No a functor is a "function" over types that can transport the arrows:

(A -> B) -> (F A -> F B) for a covariant functor

(A -> B) -> (F B -> F A) for a contravariant functor

With the sum and product there is also the exponential:

B^A = functions from A to B



This explanation is useless imo because it expects the reader to already understand the weirdest part:

"If I have a function A -> B, how could I possibly get something that goes in the direction F B -> F A out of it?"

The answer to this is: given e.g. a function that accepts a B, i.e. `B -> ...` you can compose it with `A -> B` on the _input side_, to get a function that accepts an A, i.e. `A -> B` (+) `B -> ...` = `A -> ...`.

Once you've managed to get that across, you can start talking about contravariant functors. But expecting people to just intuit that from the condensed type signature is pedagogical nonsense.

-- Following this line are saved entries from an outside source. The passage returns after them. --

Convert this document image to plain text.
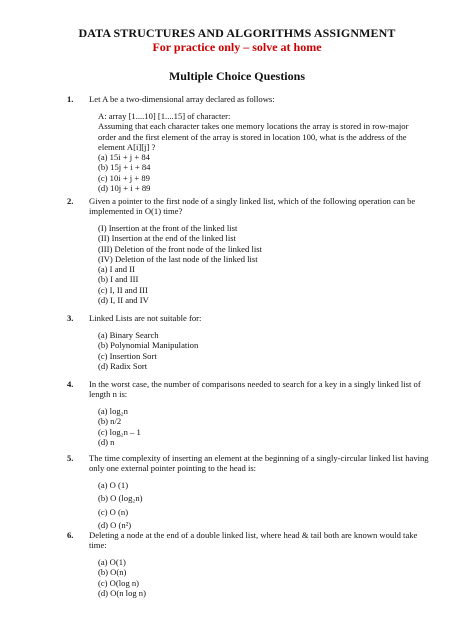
DATA STRUCTURES AND ALGORITHMS ASSIGNMENT
For practice only – solve at home
Multiple Choice Questions
1. Let A be a two-dimensional array declared as follows:
A: array [1....10] [1....15] of character:
Assuming that each character takes one memory locations the array is stored in row-major
order and the first element of the array is stored in location 100, what is the address of the
element A[i][j] ?
(a) 15i + j + 84
(b) 15j + i + 84
(c) 10i + j + 89
(d) 10j + i + 89
2. Given a pointer to the first node of a singly linked list, which of the following operation can be
implemented in O(1) time?
(I) Insertion at the front of the linked list
(II) Insertion at the end of the linked list
(III) Deletion of the front node of the linked list
(IV) Deletion of the last node of the linked list
(a) I and II
(b) I and III
(c) I, II and III
(d) I, II and IV
3. Linked Lists are not suitable for:
(a) Binary Search
(b) Polynomial Manipulation
(c) Insertion Sort
(d) Radix Sort
4. In the worst case, the number of comparisons needed to search for a key in a singly linked list of
length n is:
(a) log₂n
(b) n/2
(c) log₂n – 1
(d) n
5. The time complexity of inserting an element at the beginning of a singly-circular linked list having
only one external pointer pointing to the head is:
(a) O (1)
(b) O (log₂n)
(c) O (n)
(d) O (n²)
6. Deleting a node at the end of a double linked list, where head & tail both are known would take
time:
(a) O(1)
(b) O(n)
(c) O(log n)
(d) O(n log n)
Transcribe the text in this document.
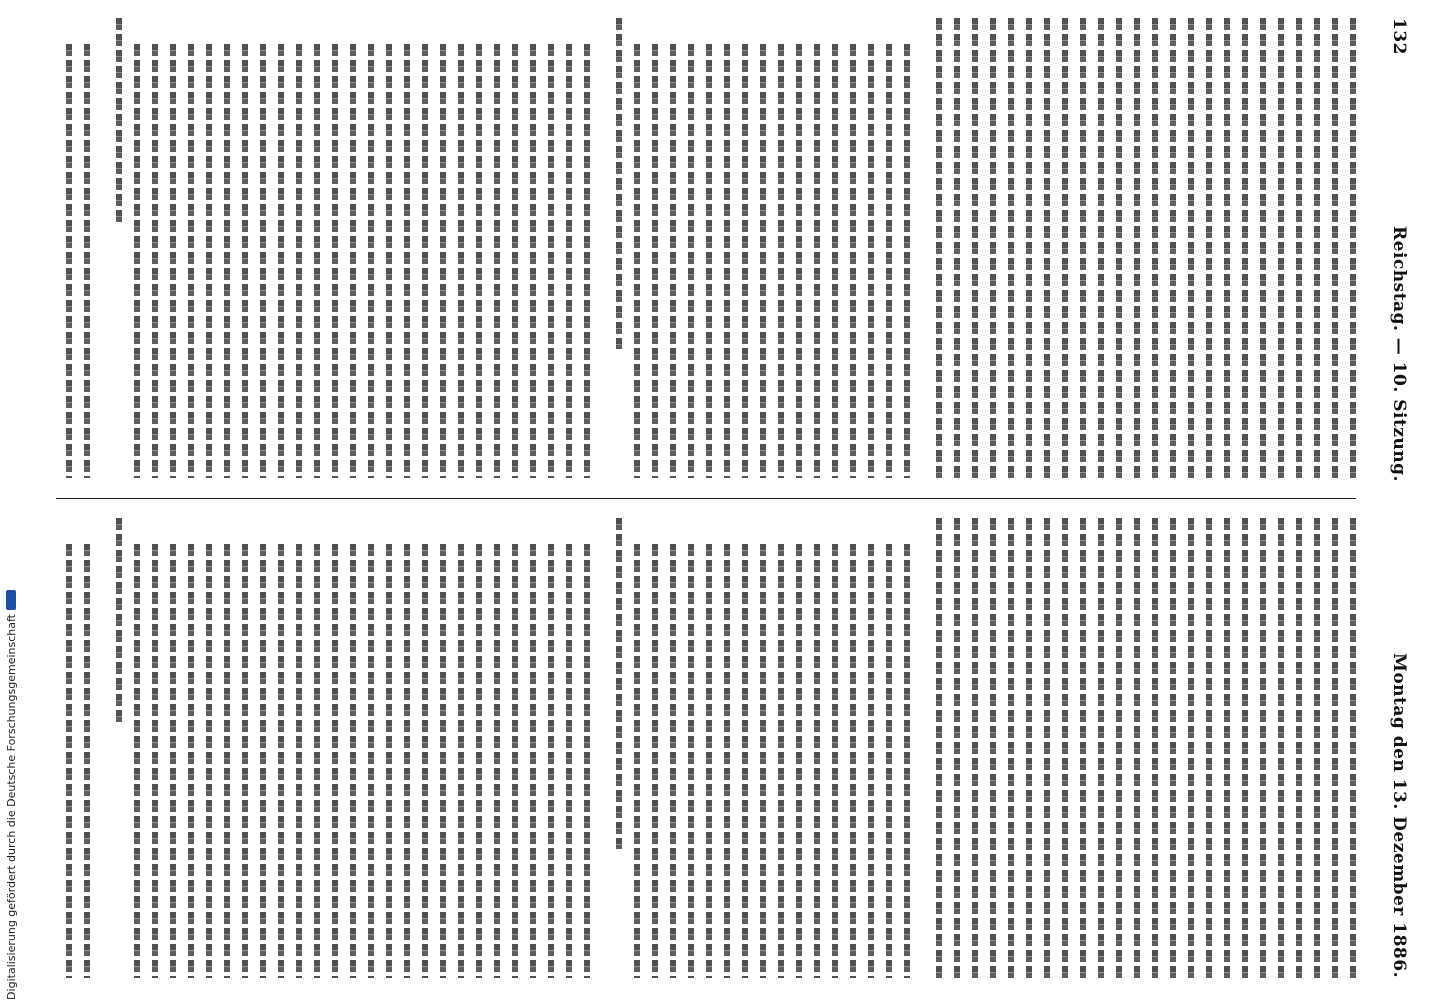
Digitalisierung gefördert durch die Deutsche Forschungsgemeinschaft
132
Reichstag. — 10. Sitzung.
Montag den 13. Dezember 1886.
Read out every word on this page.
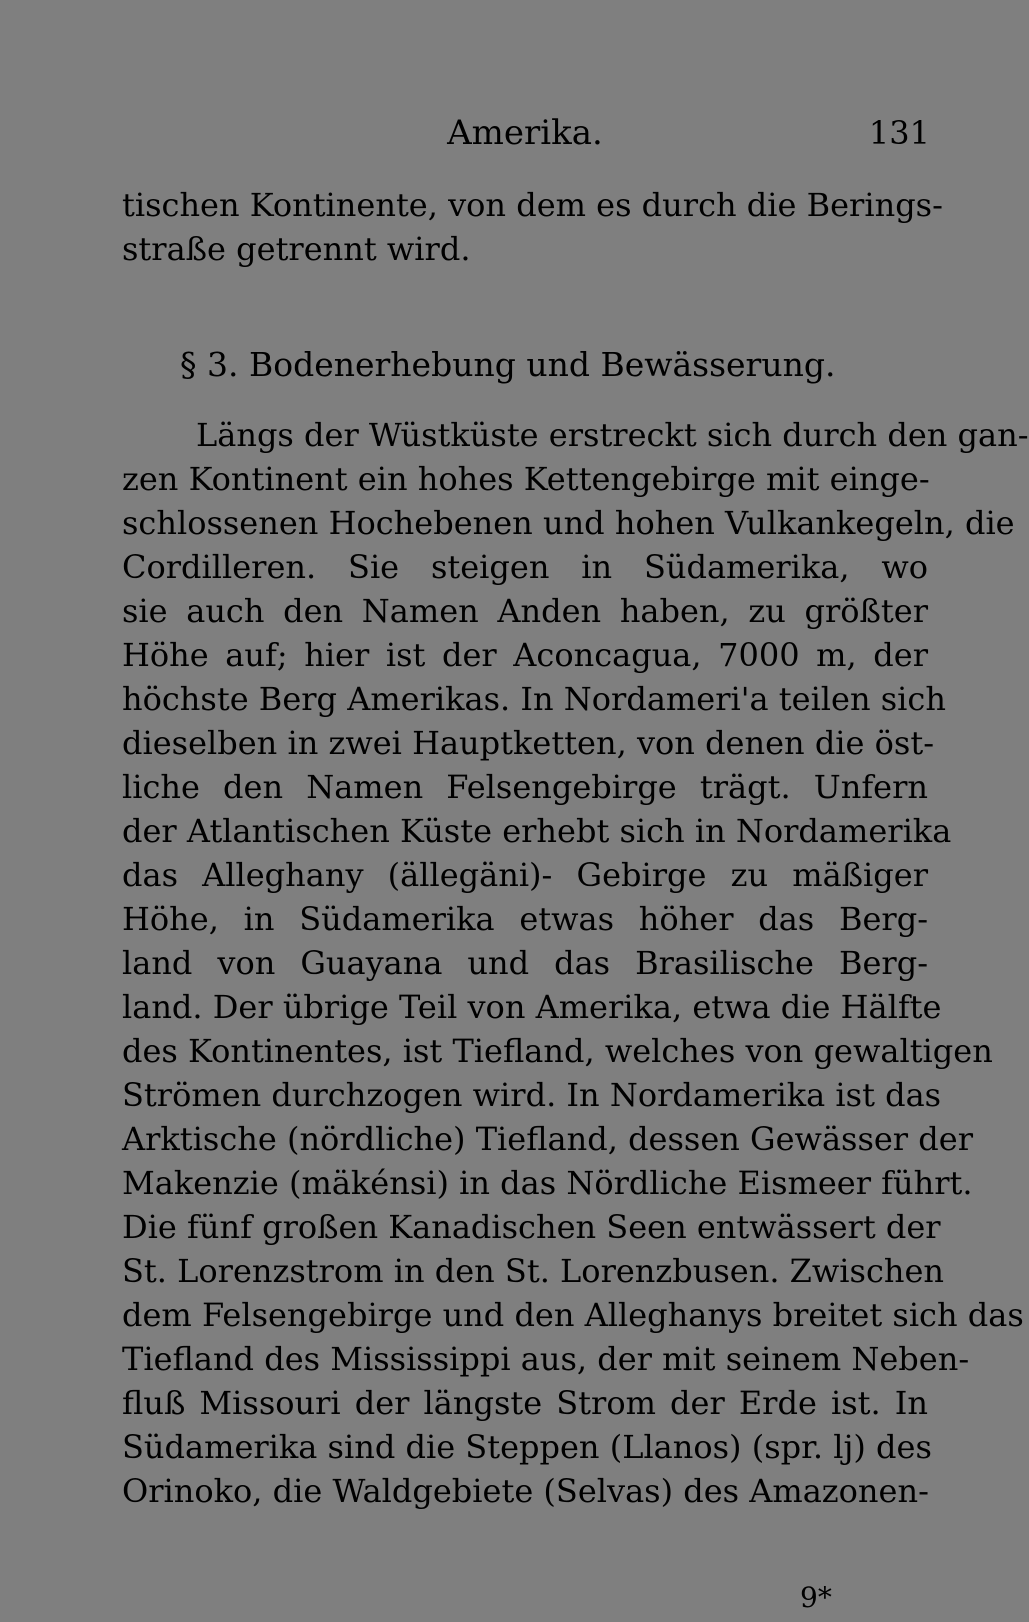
Amerika.	131
tischen Kontinente, von dem es durch die Berings-
straße getrennt wird.
§ 3. Bodenerhebung und Bewässerung.
Längs der Wüstküste erstreckt sich durch den gan-
zen Kontinent ein hohes Kettengebirge mit einge-
schlossenen Hochebenen und hohen Vulkankegeln, die
Cordilleren. Sie steigen in Südamerika, wo
sie auch den Namen Anden haben, zu größter
Höhe auf; hier ist der Aconcagua, 7000 m, der
höchste Berg Amerikas. In Nordameri'a teilen sich
dieselben in zwei Hauptketten, von denen die öst-
liche den Namen Felsengebirge trägt. Unfern
der Atlantischen Küste erhebt sich in Nordamerika
das Alleghany (ällegäni)- Gebirge zu mäßiger
Höhe, in Südamerika etwas höher das Berg-
land von Guayana und das Brasilische Berg-
land. Der übrige Teil von Amerika, etwa die Hälfte
des Kontinentes, ist Tiefland, welches von gewaltigen
Strömen durchzogen wird. In Nordamerika ist das
Arktische (nördliche) Tiefland, dessen Gewässer der
Makenzie (mäkénsi) in das Nördliche Eismeer führt.
Die fünf großen Kanadischen Seen entwässert der
St. Lorenzstrom in den St. Lorenzbusen. Zwischen
dem Felsengebirge und den Alleghanys breitet sich das
Tiefland des Mississippi aus, der mit seinem Neben-
fluß Missouri der längste Strom der Erde ist. In
Südamerika sind die Steppen (Llanos) (spr. lj) des
Orinoko, die Waldgebiete (Selvas) des Amazonen-
9*
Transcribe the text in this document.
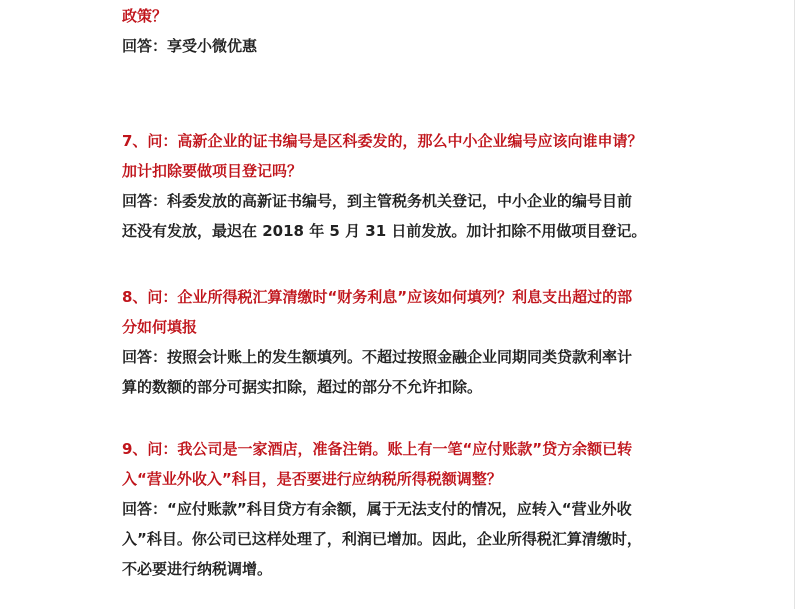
政策？
回答：享受小微优惠
7、问：高新企业的证书编号是区科委发的，那么中小企业编号应该向谁申请？
加计扣除要做项目登记吗？
回答：科委发放的高新证书编号，到主管税务机关登记，中小企业的编号目前
还没有发放，最迟在 2018 年 5 月 31 日前发放。加计扣除不用做项目登记。
8、问：企业所得税汇算清缴时“财务利息”应该如何填列？利息支出超过的部
分如何填报
回答：按照会计账上的发生额填列。不超过按照金融企业同期同类贷款利率计
算的数额的部分可据实扣除，超过的部分不允许扣除。
9、问：我公司是一家酒店，准备注销。账上有一笔“应付账款”贷方余额已转
入“营业外收入”科目，是否要进行应纳税所得税额调整？
回答：“应付账款”科目贷方有余额，属于无法支付的情况，应转入“营业外收
入”科目。你公司已这样处理了，利润已增加。因此，企业所得税汇算清缴时，
不必要进行纳税调增。
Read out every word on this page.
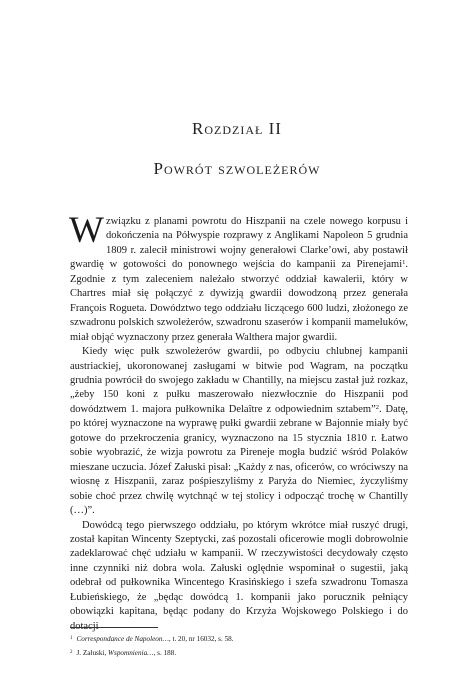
Rozdział II
Powrót szwoleżerów

Wzwiązku z planami powrotu do Hiszpanii na czele nowego korpusu i dokończenia na Półwyspie rozprawy z Anglikami Napoleon 5 grudnia 1809 r. zalecił ministrowi wojny generałowi Clarke’owi, aby postawił gwardię w gotowości do ponownego wejścia do kampanii za Pirenejami$^1$. Zgodnie z tym zaleceniem należało stworzyć oddział kawalerii, który w Chartres miał się połączyć z dywizją gwardii dowodzoną przez generała François Rogueta. Dowództwo tego oddziału liczącego 600 ludzi, złożonego ze szwadronu polskich szwoleżerów, szwadronu szaserów i kompanii mameluków, miał objąć wyznaczony przez generała Walthera major gwardii.

Kiedy więc pułk szwoleżerów gwardii, po odbyciu chlubnej kampanii austriackiej, ukoronowanej zasługami w bitwie pod Wagram, na początku grudnia powrócił do swojego zakładu w Chantilly, na miejscu zastał już rozkaz, „żeby 150 koni z pułku maszerowało niezwłocznie do Hiszpanii pod dowództwem 1. majora pułkownika Delaître z odpowiednim sztabem”$^2$. Datę, po której wyznaczone na wyprawę pułki gwardii zebrane w Bajonnie miały być gotowe do przekroczenia granicy, wyznaczono na 15 stycznia 1810 r. Łatwo sobie wyobrazić, że wizja powrotu za Pireneje mogła budzić wśród Polaków mieszane uczucia. Józef Załuski pisał: „Każdy z nas, oficerów, co wróciwszy na wiosnę z Hiszpanii, zaraz pośpieszyliśmy z Paryża do Niemiec, życzyliśmy sobie choć przez chwilę wytchnąć w tej stolicy i odpocząć trochę w Chantilly (…)”.

Dowódcą tego pierwszego oddziału, po którym wkrótce miał ruszyć drugi, został kapitan Wincenty Szeptycki, zaś pozostali oficerowie mogli dobrowolnie zadeklarować chęć udziału w kampanii. W rzeczywistości decydowały często inne czynniki niż dobra wola. Załuski oględnie wspominał o sugestii, jaką odebrał od pułkownika Wincentego Krasińskiego i szefa szwadronu Tomasza Łubieńskiego, że „będąc dowódcą 1. kompanii jako porucznik pełniący obowiązki kapitana, będąc podany do Krzyża Wojskowego Polskiego i do dotacji

$^1$ Correspondance de Napoleon…, t. 20, nr 16032, s. 58.
$^2$ J. Załuski, Wspomnienia…, s. 188.
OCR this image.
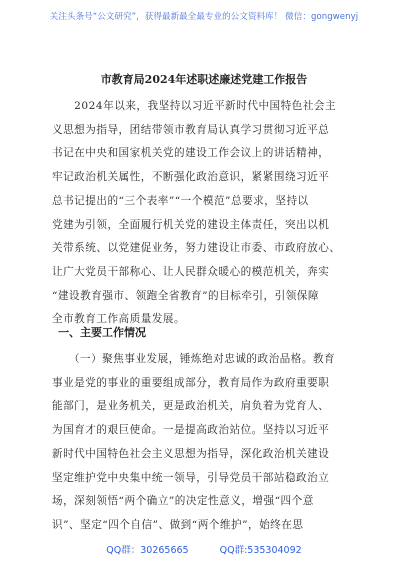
关注头条号“公文研究”，获得最新最全最专业的公文资料库！ 微信：gongwenyj
市教育局2024年述职述廉述党建工作报告
　　2024年以来，我坚持以习近平新时代中国特色社会主
义思想为指导，团结带领市教育局认真学习贯彻习近平总
书记在中央和国家机关党的建设工作会议上的讲话精神，
牢记政治机关属性，不断强化政治意识，紧紧围绕习近平
总书记提出的“三个表率”“一个模范”总要求，坚持以
党建为引领，全面履行机关党的建设主体责任，突出以机
关带系统、以党建促业务，努力建设让市委、市政府放心、
让广大党员干部称心、让人民群众暖心的模范机关，奔实
“建设教育强市、领跑全省教育”的目标牵引，引领保障
全市教育工作高质量发展。
一、主要工作情况
　　（一）聚焦事业发展，锤炼绝对忠诚的政治品格。教育
事业是党的事业的重要组成部分，教育局作为政府重要职
能部门，是业务机关，更是政治机关，肩负着为党育人、
为国育才的艰巨使命。一是提高政治站位。坚持以习近平
新时代中国特色社会主义思想为指导，深化政治机关建设
坚定维护党中央集中统一领导，引导党员干部站稳政治立
场，深刻领悟“两个确立”的决定性意义，增强“四个意
识”、坚定“四个自信”、做到“两个维护”，始终在思
QQ群：30265665	QQ群:535304092
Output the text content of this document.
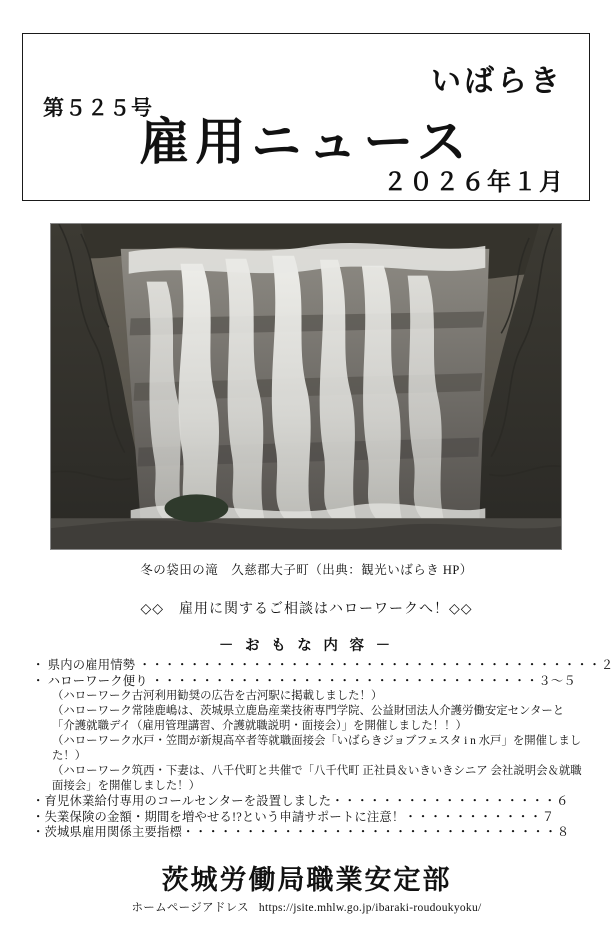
第５２５号
いばらき
雇用ニュース
２０２６年１月
冬の袋田の滝　久慈郡大子町（出典：観光いばらき HP）
◇◇　雇用に関するご相談はハローワークへ！◇◇
－ お も な 内 容 －
・ 県内の雇用情勢 ・・・・・・・・・・・・・・・・・・・・・・・・・・・・・・・・・・・・・２
・ ハローワーク便り ・・・・・・・・・・・・・・・・・・・・・・・・・・・・・・・３〜５
（ハローワーク古河利用勧奨の広告を古河駅に掲載しました！）
（ハローワーク常陸鹿嶋は、茨城県立鹿島産業技術専門学院、公益財団法人介護労働安定センターと「介護就職デイ（雇用管理講習、介護就職説明・面接会）」を開催しました！！）
（ハローワーク水戸・笠間が新規高卒者等就職面接会「いばらきジョブフェスタ i n 水戸」を開催しました！）
（ハローワーク筑西・下妻は、八千代町と共催で「八千代町 正社員＆いきいきシニア 会社説明会＆就職面接会」を開催しました！）
・育児休業給付専用のコールセンターを設置しました・・・・・・・・・・・・・・・・・・６
・失業保険の金額・期間を増やせる!?という申請サポートに注意！・・・・・・・・・・・７
・茨城県雇用関係主要指標・・・・・・・・・・・・・・・・・・・・・・・・・・・・・・８
茨城労働局職業安定部
ホームページアドレス https://jsite.mhlw.go.jp/ibaraki-roudoukyoku/
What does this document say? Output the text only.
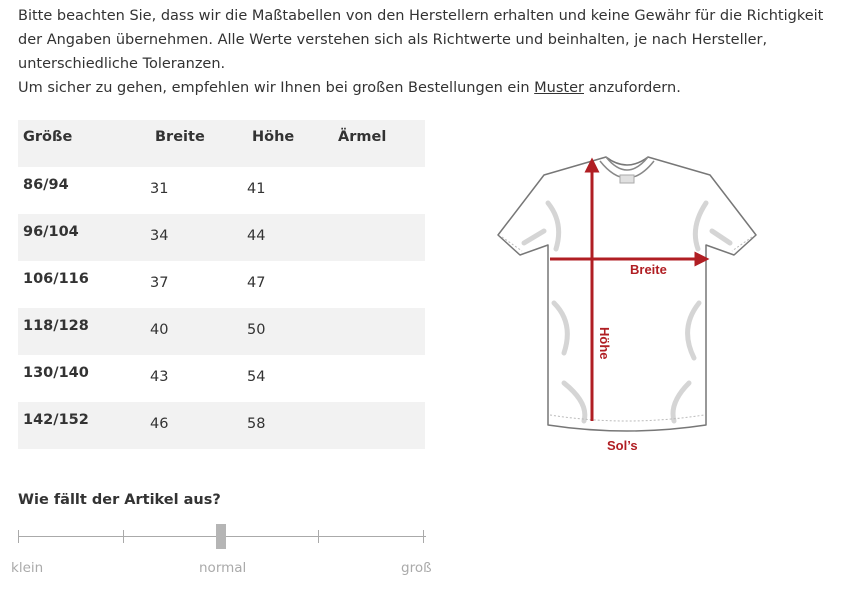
Bitte beachten Sie, dass wir die Maßtabellen von den Herstellern erhalten und keine Gewähr für die Richtigkeit der Angaben übernehmen. Alle Werte verstehen sich als Richtwerte und beinhalten, je nach Hersteller, unterschiedliche Toleranzen.

Um sicher zu gehen, empfehlen wir Ihnen bei großen Bestellungen ein Muster anzufordern.

Größe	Breite	Höhe	Ärmel
86/94	31	41	
96/104	34	44	
106/116	37	47	
118/128	40	50	
130/140	43	54	
142/152	46	58	
Breite
Höhe
Sol’s
Wie fällt der Artikel aus?
klein	normal	groß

Saying without examples is a pedagogical nonsense, I can't argue, because I agree.

But if I provide the two typical examples Hom(A,) and Home(,A) and how they transport the arrows it starts to click.

There is also List which is a covariant functor. The stupid Home(unit,) which is the "identity" functor.

I could also add Hom(Bool,) which is the pair functor, ie Hom(Bool,A) is a tuple in AxA. A->AxA (or A->Him(Bool, A)) is a covariant functor.

Etc. Examples are the keys to understand the idea.


In my simple language, `F` is that context. And (A->B) is a single-argument function.

   // Int -> Float
   oneArgFn(x) = x + 1.1

   // List of Int -> List of Float
   ctxOneArgFn(xs) = ListFunctor(oneArgFn, xs) //ie., map()


Single-argument doesn't capture the difference between functor and applicative.

  ex1 :: Functor f => f (Int, Int) -> f Int
  ex1 = map (uncurry (+))
Applies a multi-argument function within a functor. What applicative allows you do is take a product of contexts to a context of products, and lift a value to a context.

  pure :: a -> f a
  zip :: (Applicative f) => (f a, f b) -> f (a, b)
This can then be used to make ex1 into a multi-argument function of contexts, which is not the same as (uncurry (+)) being a multi-argument function

  ex2 :: (Functor f) => (f Int, f Int) -> f Int
  ex2 = ex1 . zip


Sure, it's a particular interpretation of `(f a, f b) -> f (a, b)`

    (a, b) is an a -> b
    (f a, f b) is an f a -> f b
Applicative, over an above this, is really just useful when you have (f a, f b, f c, ..)


You're just reducing my idea to a specific case. You missed the generalized idea.


Send a PR to fix it!


There are so many things to fix. And they should have use coq as default language.